I need to scrape website that requires login. I'm trying to create a session
and login as I have to scrape different pages after logging in. But can't find out why it's not working.
import requests
from bs4 import BeautifulSoup
login_data = {
"log":"login",
"login":"my email",
"password":"my password"
}
session = requests.session()
session.post(login_url, data=login_data)
response = session.get(url)
html = response.text
soup = BeautifulSoup(html, "html.parser")

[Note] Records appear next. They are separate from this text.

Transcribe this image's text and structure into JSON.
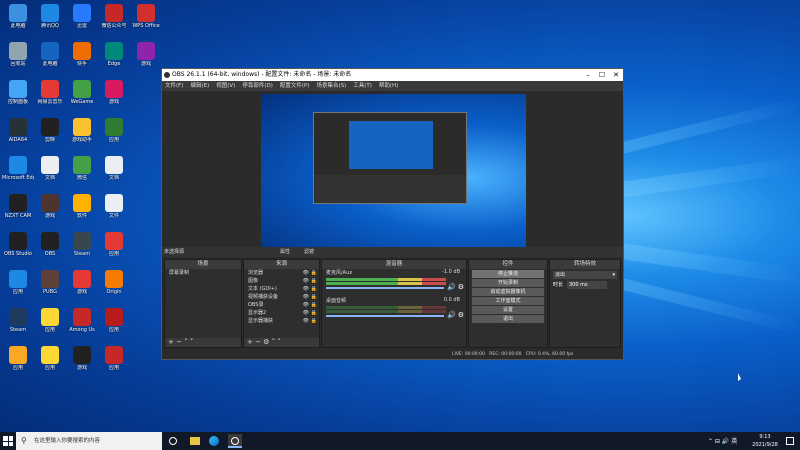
{
  "desktop": {
    "icons": [
      {
        "label": "此电脑",
        "color": "#3d8fe0"
      },
      {
        "label": "腾讯QQ",
        "color": "#1e88e5"
      },
      {
        "label": "迅雷",
        "color": "#2979ff"
      },
      {
        "label": "微信公众号",
        "color": "#c62828"
      },
      {
        "label": "WPS Office",
        "color": "#d32f2f"
      },
      {
        "label": "回收站",
        "color": "#90a4ae"
      },
      {
        "label": "此电脑",
        "color": "#1565c0"
      },
      {
        "label": "快手",
        "color": "#ef6c00"
      },
      {
        "label": "Edge",
        "color": "#00897b"
      },
      {
        "label": "游戏",
        "color": "#8e24aa"
      },
      {
        "label": "控制面板",
        "color": "#42a5f5"
      },
      {
        "label": "网易云音乐",
        "color": "#e53935"
      },
      {
        "label": "WeGame",
        "color": "#43a047"
      },
      {
        "label": "游戏",
        "color": "#d81b60"
      },
      {
        "label": "AIDA64",
        "color": "#263238"
      },
      {
        "label": "剪映",
        "color": "#212121"
      },
      {
        "label": "游戏助手",
        "color": "#fbc02d"
      },
      {
        "label": "应用",
        "color": "#2e7d32"
      },
      {
        "label": "Microsoft Edge",
        "color": "#1e88e5"
      },
      {
        "label": "文档",
        "color": "#eceff1"
      },
      {
        "label": "微信",
        "color": "#43a047"
      },
      {
        "label": "文档",
        "color": "#eceff1"
      },
      {
        "label": "NZXT CAM",
        "color": "#212121"
      },
      {
        "label": "游戏",
        "color": "#4e342e"
      },
      {
        "label": "软件",
        "color": "#ffb300"
      },
      {
        "label": "文件",
        "color": "#eceff1"
      },
      {
        "label": "OBS Studio",
        "color": "#212121"
      },
      {
        "label": "OBS",
        "color": "#212121"
      },
      {
        "label": "Steam",
        "color": "#37474f"
      },
      {
        "label": "应用",
        "color": "#e53935"
      },
      {
        "label": "应用",
        "color": "#1e88e5"
      },
      {
        "label": "PUBG",
        "color": "#5d4037"
      },
      {
        "label": "游戏",
        "color": "#e53935"
      },
      {
        "label": "Origin",
        "color": "#f57c00"
      },
      {
        "label": "Steam",
        "color": "#1e3a5f"
      },
      {
        "label": "应用",
        "color": "#fdd835"
      },
      {
        "label": "Among Us",
        "color": "#c62828"
      },
      {
        "label": "应用",
        "color": "#b71c1c"
      },
      {
        "label": "应用",
        "color": "#f9a825"
      },
      {
        "label": "应用",
        "color": "#fdd835"
      },
      {
        "label": "游戏",
        "color": "#212121"
      },
      {
        "label": "应用",
        "color": "#c62828"
      }
    ]
  },
  "obs": {
    "title": "OBS 26.1.1 (64-bit, windows) - 配置文件: 未命名 - 场景: 未命名",
    "menu": [
      "文件(F)",
      "编辑(E)",
      "视图(V)",
      "停靠部件(D)",
      "配置文件(P)",
      "场景集合(S)",
      "工具(T)",
      "帮助(H)"
    ],
    "source_bar": {
      "label": "未选择源",
      "props": "属性",
      "filters": "滤镜"
    },
    "scenes": {
      "header": "场景",
      "items": [
        "屏幕录制"
      ]
    },
    "sources": {
      "header": "来源",
      "items": [
        "浏览器",
        "图像",
        "文本 (GDI+)",
        "视频捕获设备",
        "OBS录",
        "显示器2",
        "显示器捕获"
      ]
    },
    "mixer": {
      "header": "混音器",
      "channels": [
        {
          "name": "麦克风/Aux",
          "db": "-1.0 dB"
        },
        {
          "name": "桌面音频",
          "db": "0.0 dB"
        }
      ]
    },
    "controls": {
      "header": "控件",
      "buttons": [
        "停止推流",
        "开始录制",
        "启动虚拟摄像机",
        "工作室模式",
        "设置",
        "退出"
      ]
    },
    "transitions": {
      "header": "转场特效",
      "type": "淡出",
      "duration_label": "时长",
      "duration": "300 ms"
    },
    "status": {
      "live": "LIVE: 00:00:00",
      "rec": "REC: 00:00:00",
      "cpu": "CPU: 0.4%, 60.00 fps"
    }
  },
  "taskbar": {
    "search_placeholder": "在这里输入你要搜索的内容",
    "time": "9:13",
    "date": "2021/9/28"
  }
}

print(soup.title.get_text())
Title shows it's not working.
Here is the website form.
<form method="post" id="signin-form" class="form-horizontal">
<input type="hidden" name="referer" value="" />
<div class="form-group">
<label for="email_text" class="col-sm-4 control-label">Your login (email):</label>
<div class="col-sm-8">
<input type="email" class="form-control" id="email_text" value="" name="login" autofocus data-validation='{"parent":".form-group","events":["keyup","blur"],"rules":[{"name":"notblank"},{"name":"email"}]}' />
</div>
</div>
<div class="form-group">
<label for="password_text" class="col-sm-4 control-label">Password:</label>
<div class="col-sm-8">
<input type="password" class="form-control" id="password_text" name="password" data-validation='{"parent":".form-group","rules":[{"name":"min","min":5}]}' />
</div>
</div>
<div class="form-group">
<div class="col-sm-8 col-sm-offset-4">
<div class="checkbox">
<label>
<input type="checkbox" name="rememberme"> Remember me on this computer
</label>
</div>
</div>
</div>
<div class="form-group">
<div class="col-sm-offset-4 col-sm-8">
<button type="submit" class="btn btn-default btn-lg" name="log">Log into your account</button>
<a class="btn btn-default btn-lg mobile-show-inline-block" href="/account/create/">Create account</a>
<a href="/account/lostpassword" class="btn btn-link btn-lg">Forgot your password?</a>
</div>
</div>
</form>
N.B: Don't suggest me to use selenium
. I can do this with selenium
and I tested that but I have to stick to requests
because selenium
pops up console even if I use PhantomJS
.
Try doing a get on the login page first. Perhaps it's setting some cookies that it expects to be present on the post.